Scientists solve 40-year-old mystery of C-H bond breaking

Scientists have made significant progress in developing catalysts to convert the greenhouse gas methane into a less harmful substance. Their findings, published in the journal Science, shed light on how carbon-hydrogen bonds break and the mechanism behind catalysts in this process.

Methane, a potent greenhouse gas, is increasingly being released into the atmosphere through livestock farming and the thawing of permafrost. Converting methane and longer-chain alkanes into more useful and less harmful chemicals would mitigate these environmental threats and provide a valuable resource for the chemical industry. However, breaking the strong C-H bond, one of nature’s toughest chemical linkages, is a crucial first step in methane transformation.

Forty years ago, researchers discovered molecular metal catalysts capable of easily breaking C-H bonds. These catalysts only required a short flash of visible light to activate and effortlessly break the robust C-H bonds of alkanes. Despite the significance of this C-H activation reaction, the precise mechanism behind the catalyst’s function remained unknown.

A team of scientists from Uppsala University, in collaboration with the Paul Scherrer Institute in Switzerland, Stockholm University, Hamburg University, and the European XFEL in Germany, conducted groundbreaking research to directly observe the catalyst in action and uncover how it breaks C-H bonds.

Through two experiments conducted at the Paul Scherrer Institute in Switzerland, the researchers closely monitored the electron exchange between a rhodium catalyst and an octane C-H group as it underwent breaking. They utilized two of the world’s most powerful sources of X-ray flashes, the X-ray laser SwissFEL and the X-ray synchrotron Swiss Light Source, to track the reaction from start to finish. The measurements revealed that the catalyst’s light-induced activation occurs within 400 femtoseconds (0.0000000000004 seconds), leading to C-H bond breaking after 14 nanoseconds (0.000000014 seconds).

Raphael Jay, a researcher at Uppsala University and the lead experimentalist of the study, emphasized the significance of large-scale facilities like SwissFEL and the Swiss Light Source in enabling their time-resolved X-ray absorption experiments.
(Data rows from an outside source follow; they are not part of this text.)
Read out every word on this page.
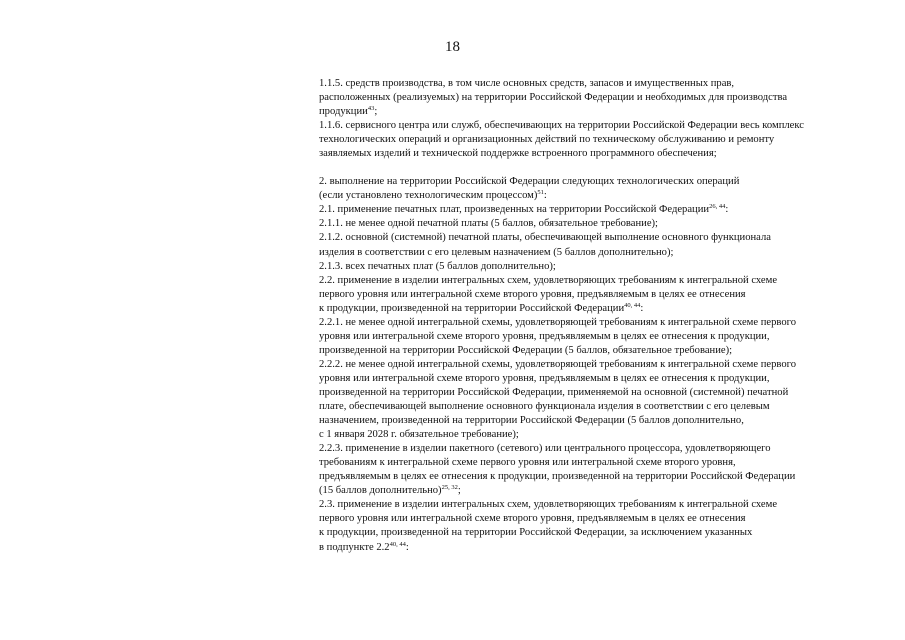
18
1.1.5. средств производства, в том числе основных средств, запасов и имущественных прав,
расположенных (реализуемых) на территории Российской Федерации и необходимых для производства
продукции$^{43}$;
1.1.6. сервисного центра или служб, обеспечивающих на территории Российской Федерации весь комплекс
технологических операций и организационных действий по техническому обслуживанию и ремонту
заявляемых изделий и технической поддержке встроенного программного обеспечения;
2. выполнение на территории Российской Федерации следующих технологических операций
(если установлено технологическим процессом)$^{51}$:
2.1. применение печатных плат, произведенных на территории Российской Федерации$^{26, 44}$:
2.1.1. не менее одной печатной платы (5 баллов, обязательное требование);
2.1.2. основной (системной) печатной платы, обеспечивающей выполнение основного функционала
изделия в соответствии с его целевым назначением (5 баллов дополнительно);
2.1.3. всех печатных плат (5 баллов дополнительно);
2.2. применение в изделии интегральных схем, удовлетворяющих требованиям к интегральной схеме
первого уровня или интегральной схеме второго уровня, предъявляемым в целях ее отнесения
к продукции, произведенной на территории Российской Федерации$^{40, 44}$:
2.2.1. не менее одной интегральной схемы, удовлетворяющей требованиям к интегральной схеме первого
уровня или интегральной схеме второго уровня, предъявляемым в целях ее отнесения к продукции,
произведенной на территории Российской Федерации (5 баллов, обязательное требование);
2.2.2. не менее одной интегральной схемы, удовлетворяющей требованиям к интегральной схеме первого
уровня или интегральной схеме второго уровня, предъявляемым в целях ее отнесения к продукции,
произведенной на территории Российской Федерации, применяемой на основной (системной) печатной
плате, обеспечивающей выполнение основного функционала изделия в соответствии с его целевым
назначением, произведенной на территории Российской Федерации (5 баллов дополнительно,
с 1 января 2028 г. обязательное требование);
2.2.3. применение в изделии пакетного (сетевого) или центрального процессора, удовлетворяющего
требованиям к интегральной схеме первого уровня или интегральной схеме второго уровня,
предъявляемым в целях ее отнесения к продукции, произведенной на территории Российской Федерации
(15 баллов дополнительно)$^{25, 32}$;
2.3. применение в изделии интегральных схем, удовлетворяющих требованиям к интегральной схеме
первого уровня или интегральной схеме второго уровня, предъявляемым в целях ее отнесения
к продукции, произведенной на территории Российской Федерации, за исключением указанных
в подпункте 2.2$^{40, 44}$:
By adopting the metal’s perspective, they could selectively identify the specific C-H bond that breaks out of hundreds of thousands present in the dense octane solution.

To interpret the intricate experimental data, theoreticians from Uppsala University and Stockholm University collaborated to perform advanced quantum-chemical calculations. Their calculations provided insights into the precise flow of electronic charge between the metal catalyst and the C-H group. They observed how charge transfer from the metal to the C-H bond establishes a connection between the two chemical groups, while charge transfer in the opposite direction acts as a scissor, ultimately separating the C and H atoms.

This study resolves a four-decade-old mystery surrounding the mechanism by which an activated catalyst breaks strong C-H bonds through controlled electron exchange, eliminating the need for extreme temperatures or pressures. Equipped with this newfound understanding, the researchers aim to explore how to manipulate the flow of electrons to develop improved catalysts for the chemical industry, enabling the transformation of methane and other alkanes into valuable products.